Feb. 26, 2008 at 3:06 PM   |   Comments

WASHINGTON, Feb. 26 (UPI) -- The U.S. Supreme Court unanimously made it harder Tuesday for employees to testify about their own complaints in a job bias suit filed by another employee.

The justices said a federal appeals court in Denver made a mistake when it ruled on its own that workplace discrimination testimony by employees other than those filing suit should be automatically allowed at trial -- "me too" evidence.

The ruling came in the case of a Kansas woman who claimed she was wrongly terminated from a business strategy group operated by Sprint/United Management Co. as part of a reduction in force. Federal law bans age discrimination against employees 40 and over.

A federal trial court refused to allow other employees to testify about similar alleged discrimination from company supervisors but the appeals court reversed.

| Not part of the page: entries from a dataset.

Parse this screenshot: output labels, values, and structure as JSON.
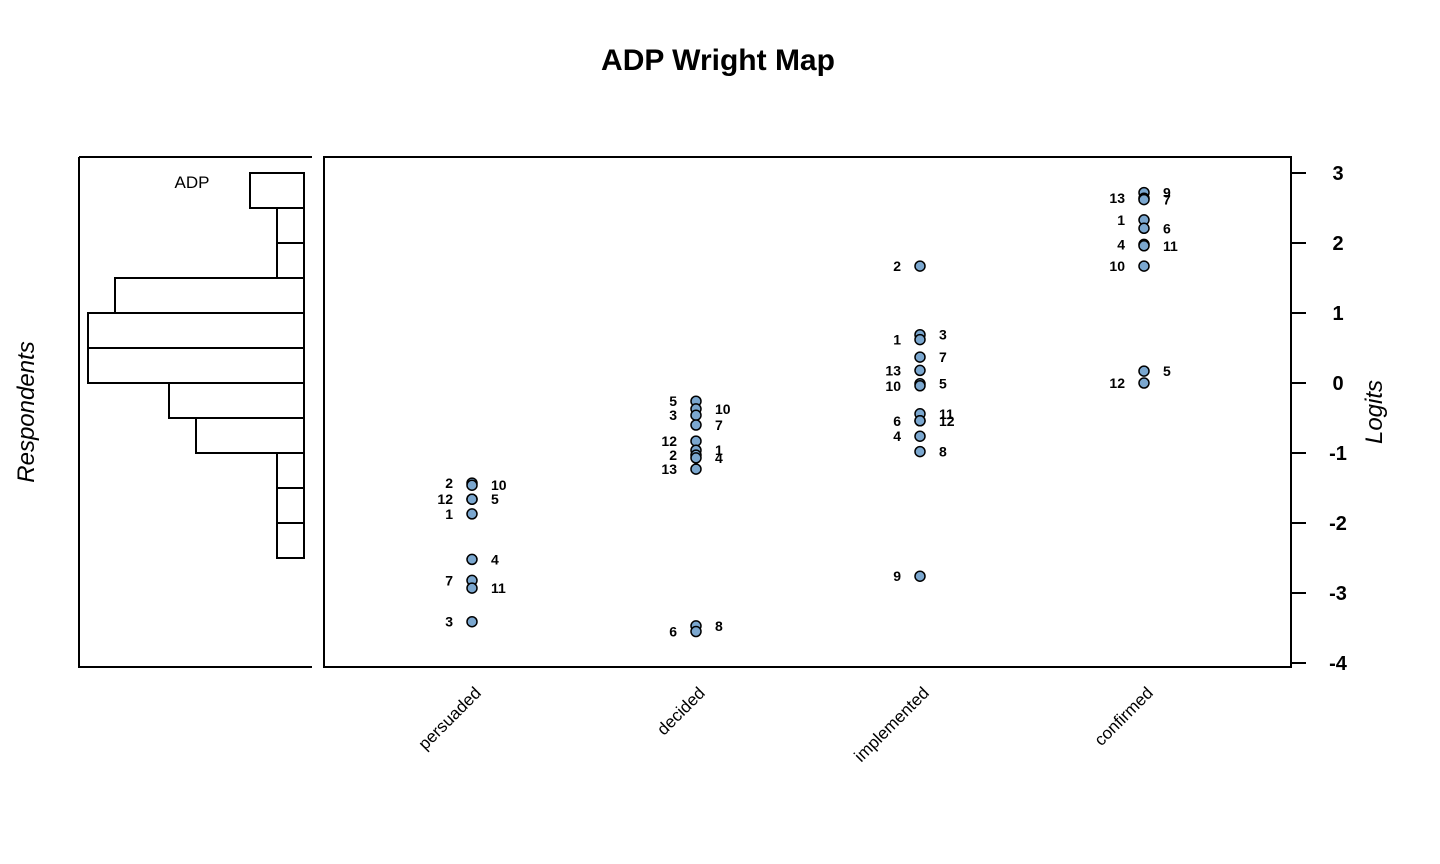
{
  "chart_data": {
    "type": "scatter",
    "title": "ADP Wright Map",
    "left_ylabel": "Respondents",
    "right_ylabel": "Logits",
    "histogram_title": "ADP",
    "ylim": [
      -4,
      3.1
    ],
    "yticks": [
      3,
      2,
      1,
      0,
      -1,
      -2,
      -3,
      -4
    ],
    "categories": [
      "persuaded",
      "decided",
      "implemented",
      "confirmed"
    ],
    "point_color": "#7ba7cf",
    "histogram": {
      "bins": [
        {
          "lo": 2.5,
          "hi": 3.0,
          "count": 2
        },
        {
          "lo": 2.0,
          "hi": 2.5,
          "count": 1
        },
        {
          "lo": 1.5,
          "hi": 2.0,
          "count": 1
        },
        {
          "lo": 1.0,
          "hi": 1.5,
          "count": 7
        },
        {
          "lo": 0.5,
          "hi": 1.0,
          "count": 8
        },
        {
          "lo": 0.0,
          "hi": 0.5,
          "count": 8
        },
        {
          "lo": -0.5,
          "hi": 0.0,
          "count": 5
        },
        {
          "lo": -1.0,
          "hi": -0.5,
          "count": 4
        },
        {
          "lo": -1.5,
          "hi": -1.0,
          "count": 1
        },
        {
          "lo": -2.0,
          "hi": -1.5,
          "count": 1
        },
        {
          "lo": -2.5,
          "hi": -2.0,
          "count": 1
        }
      ]
    },
    "items": [
      {
        "category": "persuaded",
        "points": [
          {
            "label": "2",
            "y": -1.43,
            "side": "left"
          },
          {
            "label": "10",
            "y": -1.46,
            "side": "right"
          },
          {
            "label": "12",
            "y": -1.66,
            "side": "left"
          },
          {
            "label": "5",
            "y": -1.66,
            "side": "right"
          },
          {
            "label": "1",
            "y": -1.87,
            "side": "left"
          },
          {
            "label": "4",
            "y": -2.52,
            "side": "right"
          },
          {
            "label": "7",
            "y": -2.82,
            "side": "left"
          },
          {
            "label": "11",
            "y": -2.93,
            "side": "right"
          },
          {
            "label": "3",
            "y": -3.41,
            "side": "left"
          }
        ]
      },
      {
        "category": "decided",
        "points": [
          {
            "label": "5",
            "y": -0.26,
            "side": "left"
          },
          {
            "label": "10",
            "y": -0.37,
            "side": "right"
          },
          {
            "label": "3",
            "y": -0.46,
            "side": "left"
          },
          {
            "label": "7",
            "y": -0.6,
            "side": "right"
          },
          {
            "label": "12",
            "y": -0.83,
            "side": "left"
          },
          {
            "label": "1",
            "y": -0.96,
            "side": "right"
          },
          {
            "label": "2",
            "y": -1.03,
            "side": "left"
          },
          {
            "label": "4",
            "y": -1.07,
            "side": "right"
          },
          {
            "label": "13",
            "y": -1.23,
            "side": "left"
          },
          {
            "label": "8",
            "y": -3.47,
            "side": "right"
          },
          {
            "label": "6",
            "y": -3.55,
            "side": "left"
          }
        ]
      },
      {
        "category": "implemented",
        "points": [
          {
            "label": "2",
            "y": 1.67,
            "side": "left"
          },
          {
            "label": "3",
            "y": 0.69,
            "side": "right"
          },
          {
            "label": "1",
            "y": 0.62,
            "side": "left"
          },
          {
            "label": "7",
            "y": 0.37,
            "side": "right"
          },
          {
            "label": "13",
            "y": 0.18,
            "side": "left"
          },
          {
            "label": "5",
            "y": -0.01,
            "side": "right"
          },
          {
            "label": "10",
            "y": -0.04,
            "side": "left"
          },
          {
            "label": "11",
            "y": -0.44,
            "side": "right"
          },
          {
            "label": "6",
            "y": -0.54,
            "side": "left"
          },
          {
            "label": "12",
            "y": -0.54,
            "side": "right"
          },
          {
            "label": "4",
            "y": -0.76,
            "side": "left"
          },
          {
            "label": "8",
            "y": -0.98,
            "side": "right"
          },
          {
            "label": "9",
            "y": -2.76,
            "side": "left"
          }
        ]
      },
      {
        "category": "confirmed",
        "points": [
          {
            "label": "9",
            "y": 2.72,
            "side": "right"
          },
          {
            "label": "13",
            "y": 2.64,
            "side": "left"
          },
          {
            "label": "7",
            "y": 2.62,
            "side": "right"
          },
          {
            "label": "1",
            "y": 2.33,
            "side": "left"
          },
          {
            "label": "6",
            "y": 2.21,
            "side": "right"
          },
          {
            "label": "4",
            "y": 1.98,
            "side": "left"
          },
          {
            "label": "11",
            "y": 1.96,
            "side": "right"
          },
          {
            "label": "10",
            "y": 1.67,
            "side": "left"
          },
          {
            "label": "5",
            "y": 0.17,
            "side": "right"
          },
          {
            "label": "12",
            "y": 0.0,
            "side": "left"
          }
        ]
      }
    ]
  }
}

Tuesday, the U.S. Supreme Court ordered the appeals court to send the case back to the trial court.

Justice Clarence Thomas, in the unanimous opinion, said the trial court must determine whether evidence of discrimination by other supervisors in an age bias case "is fact based," and the trial court's decision must depend "on many factors, including how closely related the evidence is to the plaintiff's circumstances and theory of the case." The evidence can be admitted as non-prejudicial only after "a fact-intensive, context-specific inquiry," Thomas said.